Document Listing on Repetitive Collections with Guaranteed Performance

Gonzalo Navarro

We consider document listing on string collections, that is, finding in which strings a given pattern appears. In particular, we focus on repetitive collections: a collection of size N over alphabet [1,sigma] is composed of D copies of a string of size n, and s edits are applied on ranges of copies. We introduce the first document listing index with size Õ(n+s), precisely O((n log sigma+s log^2 N) log D) bits, and with useful worst-case time guarantees: Given a pattern of length m, the index reports the ndoc > 0 strings where it appears in time O(m log^(1+e) N * ndoc), for any constant e > 0 (and tells in time O(m log N) if ndoc = 0). Our technique is to augment a range data structure that is commonly used on grammar-based indexes, so that instead of retrieving all the pattern occurrences, it computes useful summaries on them.

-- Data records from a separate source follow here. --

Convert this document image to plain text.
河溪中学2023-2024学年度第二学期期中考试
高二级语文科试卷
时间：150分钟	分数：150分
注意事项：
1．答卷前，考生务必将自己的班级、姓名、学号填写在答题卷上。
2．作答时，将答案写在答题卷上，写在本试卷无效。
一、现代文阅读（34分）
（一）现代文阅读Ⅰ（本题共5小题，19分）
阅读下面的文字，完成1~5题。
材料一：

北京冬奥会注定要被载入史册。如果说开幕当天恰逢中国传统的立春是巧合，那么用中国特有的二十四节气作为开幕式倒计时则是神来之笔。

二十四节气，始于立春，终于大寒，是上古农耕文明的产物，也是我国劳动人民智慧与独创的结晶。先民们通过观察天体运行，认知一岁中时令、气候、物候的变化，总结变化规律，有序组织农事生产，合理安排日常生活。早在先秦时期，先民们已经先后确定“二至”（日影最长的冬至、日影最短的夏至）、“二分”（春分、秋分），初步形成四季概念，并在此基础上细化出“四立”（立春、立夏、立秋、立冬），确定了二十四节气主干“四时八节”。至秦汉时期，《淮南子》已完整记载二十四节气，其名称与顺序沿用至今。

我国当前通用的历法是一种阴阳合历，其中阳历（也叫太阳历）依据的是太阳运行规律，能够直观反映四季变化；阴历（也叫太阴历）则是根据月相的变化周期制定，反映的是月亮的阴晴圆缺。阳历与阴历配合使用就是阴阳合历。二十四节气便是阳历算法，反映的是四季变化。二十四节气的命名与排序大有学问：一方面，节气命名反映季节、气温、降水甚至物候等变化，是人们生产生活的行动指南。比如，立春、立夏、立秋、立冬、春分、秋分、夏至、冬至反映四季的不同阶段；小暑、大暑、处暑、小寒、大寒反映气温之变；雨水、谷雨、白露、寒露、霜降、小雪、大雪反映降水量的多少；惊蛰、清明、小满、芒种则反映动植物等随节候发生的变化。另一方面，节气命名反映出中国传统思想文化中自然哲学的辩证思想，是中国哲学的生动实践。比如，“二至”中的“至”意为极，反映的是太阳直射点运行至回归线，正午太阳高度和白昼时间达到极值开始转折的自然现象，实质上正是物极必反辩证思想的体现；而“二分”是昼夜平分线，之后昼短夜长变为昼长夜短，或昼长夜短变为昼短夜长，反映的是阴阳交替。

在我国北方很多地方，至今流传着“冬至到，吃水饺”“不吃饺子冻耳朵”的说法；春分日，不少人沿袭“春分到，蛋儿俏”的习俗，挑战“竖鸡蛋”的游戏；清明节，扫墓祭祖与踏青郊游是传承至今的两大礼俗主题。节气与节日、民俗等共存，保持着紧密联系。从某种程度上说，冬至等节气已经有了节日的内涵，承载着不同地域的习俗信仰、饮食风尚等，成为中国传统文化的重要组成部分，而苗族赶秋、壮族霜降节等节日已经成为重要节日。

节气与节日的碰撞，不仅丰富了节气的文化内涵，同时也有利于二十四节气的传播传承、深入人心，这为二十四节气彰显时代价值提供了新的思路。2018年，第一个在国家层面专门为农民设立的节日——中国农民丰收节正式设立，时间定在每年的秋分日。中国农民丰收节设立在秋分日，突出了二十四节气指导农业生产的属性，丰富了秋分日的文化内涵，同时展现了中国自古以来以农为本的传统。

We show that the idea has independent interest: we introduce the first grammar-based index that, on a text T[1,N] with a grammar of size r, uses O(r log N) bits and counts the number of occurrences of a pattern P[1,m] in time O(m^2 + m log^(2+e) r), for any constant e > 0. We also give the first index using O(z log(N/z) log N) bits, where T is parsed by Lempel-Ziv into z phrases, counting occurrences in time O(m log^(2+e) N).